We found this left trending rock ramp traverse that Kevin excitedly took and deemed it M3ish... a few moves were pretty spicy. From there we headed up the ice band up the middle which was a little steeper and longer than it seemed from afar - probably AI3... Then we headed straight up toward the crux ice pitch, which we broke into two sections. The first part was longer, steeper and run-out and the second -- which was about 2 body lengths of vertical ice (yes, 90 degrees) -- which tapered off towards the top - AI4. Up to this point we were regularly being showered with surface sluff slides, making it all that much more fun and picturesque climbing.


From this point on the face the climbing stopped being as straightforward or fast... and fun? Nah.

We had figured that the previous warm days would've consolidated snow on the mountain. Well, from the last ice pitch on up the snow was mostly loose and unconsolidated, being held onto the slope by a 2" solid top layer. Repeatedly we found areas where we'd ascend only a few feet a minute if that, hopelessly kicking deeper into the face to try to find some snow that would hold. Axe plunges were worthless at that point. Loosing your footing was a scary possibility. The order of the game was axe on one hand, picket on the other for pulling yourself up the loosest of the loose - this worked very well and saved a lot of time on the upper pitches. Protection was sparse, or just too hard to get to during those pitches unless you spent some time chipping at hidden and iced-up rocks, hoping that it would show some weakness, often only to find that it crumbled under your gear and you wasted all that time.

Over the last five pitches we built the best bleay anchors that we could...and then the leader ran out the pitch to the end of the rope with the second eventually simulclimbing until the next good anchor could be found. For some odd reason picture-taking pretty much ceased at that point.

Other than for use as essential climbing tools, pickets were worthless as pro on the snows of the upper mountain unless you dug very deep.


With a good early start and efficient movement down low, I figured we'd top out at sometime between 12-2pm. Well, we finally topped out on the ridge at 5pm, having been on the face for almost 12hrs. On the route we picked, we avoided any cornice tunneling, instead finding a steep (up to 80+ degrees) snow ramp. With one last picket plunge, I pulled up and onto the ridge. We had a quick celebration and headed up towards the summit with our minds on the descent.

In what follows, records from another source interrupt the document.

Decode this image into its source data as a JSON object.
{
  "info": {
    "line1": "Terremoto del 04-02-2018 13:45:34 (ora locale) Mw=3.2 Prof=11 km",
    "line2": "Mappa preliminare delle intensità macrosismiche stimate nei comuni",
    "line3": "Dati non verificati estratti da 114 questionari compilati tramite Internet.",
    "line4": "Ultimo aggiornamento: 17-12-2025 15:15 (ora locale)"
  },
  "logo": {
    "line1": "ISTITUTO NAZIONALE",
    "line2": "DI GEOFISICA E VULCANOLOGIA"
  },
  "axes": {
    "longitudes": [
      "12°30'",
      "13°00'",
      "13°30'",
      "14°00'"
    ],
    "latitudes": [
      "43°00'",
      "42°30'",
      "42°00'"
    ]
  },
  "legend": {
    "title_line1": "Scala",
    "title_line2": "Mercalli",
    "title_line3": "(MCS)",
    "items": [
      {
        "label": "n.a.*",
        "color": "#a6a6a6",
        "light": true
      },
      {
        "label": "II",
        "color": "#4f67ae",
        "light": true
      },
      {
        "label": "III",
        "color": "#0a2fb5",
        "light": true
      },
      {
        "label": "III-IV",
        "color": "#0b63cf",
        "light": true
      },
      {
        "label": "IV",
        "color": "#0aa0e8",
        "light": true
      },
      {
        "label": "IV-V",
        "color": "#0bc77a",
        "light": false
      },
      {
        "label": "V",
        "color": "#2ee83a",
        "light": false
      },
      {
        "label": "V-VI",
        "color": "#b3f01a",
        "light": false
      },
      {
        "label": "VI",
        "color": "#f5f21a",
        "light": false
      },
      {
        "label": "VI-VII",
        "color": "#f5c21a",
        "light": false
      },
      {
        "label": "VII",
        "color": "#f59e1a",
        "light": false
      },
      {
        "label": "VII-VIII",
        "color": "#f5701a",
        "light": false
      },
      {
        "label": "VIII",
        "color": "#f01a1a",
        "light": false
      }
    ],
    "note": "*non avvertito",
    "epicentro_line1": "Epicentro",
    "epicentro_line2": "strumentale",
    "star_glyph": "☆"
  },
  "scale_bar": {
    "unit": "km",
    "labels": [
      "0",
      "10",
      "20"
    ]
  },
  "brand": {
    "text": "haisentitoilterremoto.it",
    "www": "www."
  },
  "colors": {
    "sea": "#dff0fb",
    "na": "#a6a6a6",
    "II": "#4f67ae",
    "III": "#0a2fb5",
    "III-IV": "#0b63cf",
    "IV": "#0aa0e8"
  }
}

We decided to go down through Easy Pass, probably because of the inviting name. We found the South gully to indeed be easy. Walking down it was easy, the temporary whiteout was annoying...but easy. The long traverse was long and tedious, but easy. It took some time, but it was pretty easy. We were back at the base at 7 and back at the car at 8pm.


The route is just stellar and delivered the full-on alpine experience that we expected to get from it. We were mentally exhausted, but fulfilled. After the climb we told each other that we didn't need to do that route again...maybe I just have a bad memory, but I'd probably do it again if persuaded.


Kitty enjoys a balanced meal of milkshake and screws with ketchup.

Kevin trains crushing mole hills in preparation for mountains.

Tootsie hands out sugar-drenched rolls. Tootsie has been the first person to enter the closed section of highway for 20+ years.

...the waiting is the hardest part

Bloody faces and Graybeard TRs seem to go together.